"Des gens escaladaient le grillage pour jouer au volley sur notre terrain" : quand l'Union touchait le fond
L'Union Saint-Gilloise trône aujourd'hui au sommet du football belge. Le club est pourtant passé par des moments très compliqués lors de la dernière décennie.
La rapidité de l'ascension de l'Union est connue et fascine toujours autant les suiveurs de Pro League. Les galères traversées il y a quelques années encore ne sont un secret pour personne. Mais c'est en écoutant le témoignage de ceux qui les ont vécues qu'on en prend réellement conscience.
L'interview d'Esteban Casagolda accordée à La Dernière Heure en est un bon exemple. En 2013, l'attaquant belgo-argentin (toujours actif au Crossing Schaerbeek à 39 ans) a évité à l'Union une descente en quatrième division en marquant l'unique but de la rencontre face au RFC Liège.

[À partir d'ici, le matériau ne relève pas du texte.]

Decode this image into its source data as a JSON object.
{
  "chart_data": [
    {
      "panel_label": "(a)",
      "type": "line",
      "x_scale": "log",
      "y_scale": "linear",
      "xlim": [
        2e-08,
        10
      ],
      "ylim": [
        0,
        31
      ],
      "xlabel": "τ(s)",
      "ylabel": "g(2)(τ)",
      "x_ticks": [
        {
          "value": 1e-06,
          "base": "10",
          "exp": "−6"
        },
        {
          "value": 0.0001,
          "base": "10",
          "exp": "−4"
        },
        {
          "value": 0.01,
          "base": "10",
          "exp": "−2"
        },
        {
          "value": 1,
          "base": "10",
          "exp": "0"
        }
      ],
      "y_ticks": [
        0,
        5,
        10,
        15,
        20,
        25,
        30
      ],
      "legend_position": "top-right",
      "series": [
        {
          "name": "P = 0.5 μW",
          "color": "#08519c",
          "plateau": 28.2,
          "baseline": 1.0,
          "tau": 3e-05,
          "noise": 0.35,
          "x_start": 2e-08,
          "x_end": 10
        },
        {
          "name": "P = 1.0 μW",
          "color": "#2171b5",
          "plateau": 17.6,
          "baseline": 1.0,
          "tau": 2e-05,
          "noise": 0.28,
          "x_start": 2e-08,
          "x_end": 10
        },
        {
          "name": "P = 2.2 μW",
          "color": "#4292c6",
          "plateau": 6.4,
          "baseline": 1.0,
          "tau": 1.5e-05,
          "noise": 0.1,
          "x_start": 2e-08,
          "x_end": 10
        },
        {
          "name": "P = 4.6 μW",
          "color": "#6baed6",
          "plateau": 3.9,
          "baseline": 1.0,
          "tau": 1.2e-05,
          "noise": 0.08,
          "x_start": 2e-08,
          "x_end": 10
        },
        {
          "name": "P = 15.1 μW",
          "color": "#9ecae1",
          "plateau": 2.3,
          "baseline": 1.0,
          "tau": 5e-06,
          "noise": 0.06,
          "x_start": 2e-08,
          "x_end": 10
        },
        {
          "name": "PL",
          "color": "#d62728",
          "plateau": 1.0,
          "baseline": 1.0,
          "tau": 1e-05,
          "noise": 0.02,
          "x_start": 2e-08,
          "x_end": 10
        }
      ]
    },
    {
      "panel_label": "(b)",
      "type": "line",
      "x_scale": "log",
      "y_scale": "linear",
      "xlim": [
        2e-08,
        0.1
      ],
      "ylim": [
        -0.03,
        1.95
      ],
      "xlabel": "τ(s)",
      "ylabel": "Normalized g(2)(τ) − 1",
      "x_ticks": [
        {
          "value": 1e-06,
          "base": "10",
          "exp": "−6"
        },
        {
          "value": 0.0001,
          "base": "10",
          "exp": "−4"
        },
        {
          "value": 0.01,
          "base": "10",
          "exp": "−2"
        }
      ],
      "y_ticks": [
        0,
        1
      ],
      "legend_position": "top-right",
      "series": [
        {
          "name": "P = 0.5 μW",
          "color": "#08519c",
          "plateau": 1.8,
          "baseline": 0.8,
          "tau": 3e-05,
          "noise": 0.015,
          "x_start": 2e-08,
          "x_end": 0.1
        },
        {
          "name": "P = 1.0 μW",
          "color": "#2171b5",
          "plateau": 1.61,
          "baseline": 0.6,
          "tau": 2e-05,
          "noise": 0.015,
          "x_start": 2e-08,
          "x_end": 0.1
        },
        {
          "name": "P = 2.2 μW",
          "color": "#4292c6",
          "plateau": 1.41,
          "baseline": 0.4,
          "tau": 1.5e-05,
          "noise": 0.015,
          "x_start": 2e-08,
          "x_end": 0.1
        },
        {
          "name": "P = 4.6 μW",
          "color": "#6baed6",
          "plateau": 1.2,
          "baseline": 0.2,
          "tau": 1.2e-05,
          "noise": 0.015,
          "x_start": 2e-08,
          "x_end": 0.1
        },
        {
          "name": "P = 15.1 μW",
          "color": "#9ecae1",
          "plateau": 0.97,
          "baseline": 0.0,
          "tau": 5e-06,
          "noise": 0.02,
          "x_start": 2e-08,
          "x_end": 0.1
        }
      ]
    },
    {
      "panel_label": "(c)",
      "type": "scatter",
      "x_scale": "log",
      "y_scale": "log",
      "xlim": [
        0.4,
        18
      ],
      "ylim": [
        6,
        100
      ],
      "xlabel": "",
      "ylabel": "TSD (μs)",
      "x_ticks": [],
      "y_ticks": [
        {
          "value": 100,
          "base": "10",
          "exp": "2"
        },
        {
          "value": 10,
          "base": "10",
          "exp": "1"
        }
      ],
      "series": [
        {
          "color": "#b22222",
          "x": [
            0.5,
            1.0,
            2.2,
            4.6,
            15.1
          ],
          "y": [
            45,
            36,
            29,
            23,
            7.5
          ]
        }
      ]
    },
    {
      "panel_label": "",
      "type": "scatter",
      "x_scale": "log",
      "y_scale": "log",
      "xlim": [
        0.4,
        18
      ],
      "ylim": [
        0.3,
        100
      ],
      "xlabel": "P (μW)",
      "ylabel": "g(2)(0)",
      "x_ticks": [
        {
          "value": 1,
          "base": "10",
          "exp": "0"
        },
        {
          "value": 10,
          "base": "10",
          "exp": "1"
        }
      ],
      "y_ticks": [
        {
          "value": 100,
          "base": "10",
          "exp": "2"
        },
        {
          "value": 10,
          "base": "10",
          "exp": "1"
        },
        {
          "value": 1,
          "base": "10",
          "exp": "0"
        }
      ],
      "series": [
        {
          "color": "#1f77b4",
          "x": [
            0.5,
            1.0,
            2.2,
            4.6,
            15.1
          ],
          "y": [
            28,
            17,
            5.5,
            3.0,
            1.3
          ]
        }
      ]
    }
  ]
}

Un autre temps, d'autres moyens
L'un de ces tournants dans la remontée des Saint-Gillois : "Jürgen Baatzsch a investi dans le club juste après. Si on était descendus en D4, aucun investisseur ne serait venu. Donc oui, j'ai peut-être été l'un des sauveurs de l'Union...mais avec toute l'équipe", sourit-il.
Les conditions de travail étaient éprouvantes : "On s'entraînait au Bempt : il fallait emprunter une petite ruelle pour accéder à un terrain mal entretenu. Des gens escaladaient le grillage pour jouer au volley sur notre terrain et tant qu'on n'ouvrait pas la porte, ils ne partaient pas... ce qui retardait l'entraînement. On se changeait dans des préfabriqués et les douches étaient presque toujours froides. C'était ça aussi, le charme de l'Union".
Des histoires aujourd'hui bien loin du confort dont bénéficie le staff : cette saison, l'Union a encore franchi une étape en quittant le complexe d'entraînement de Lier pour s'installer à Zaventem. Plus près du Bempt, mais sans volleyeurs escaladant les grillages.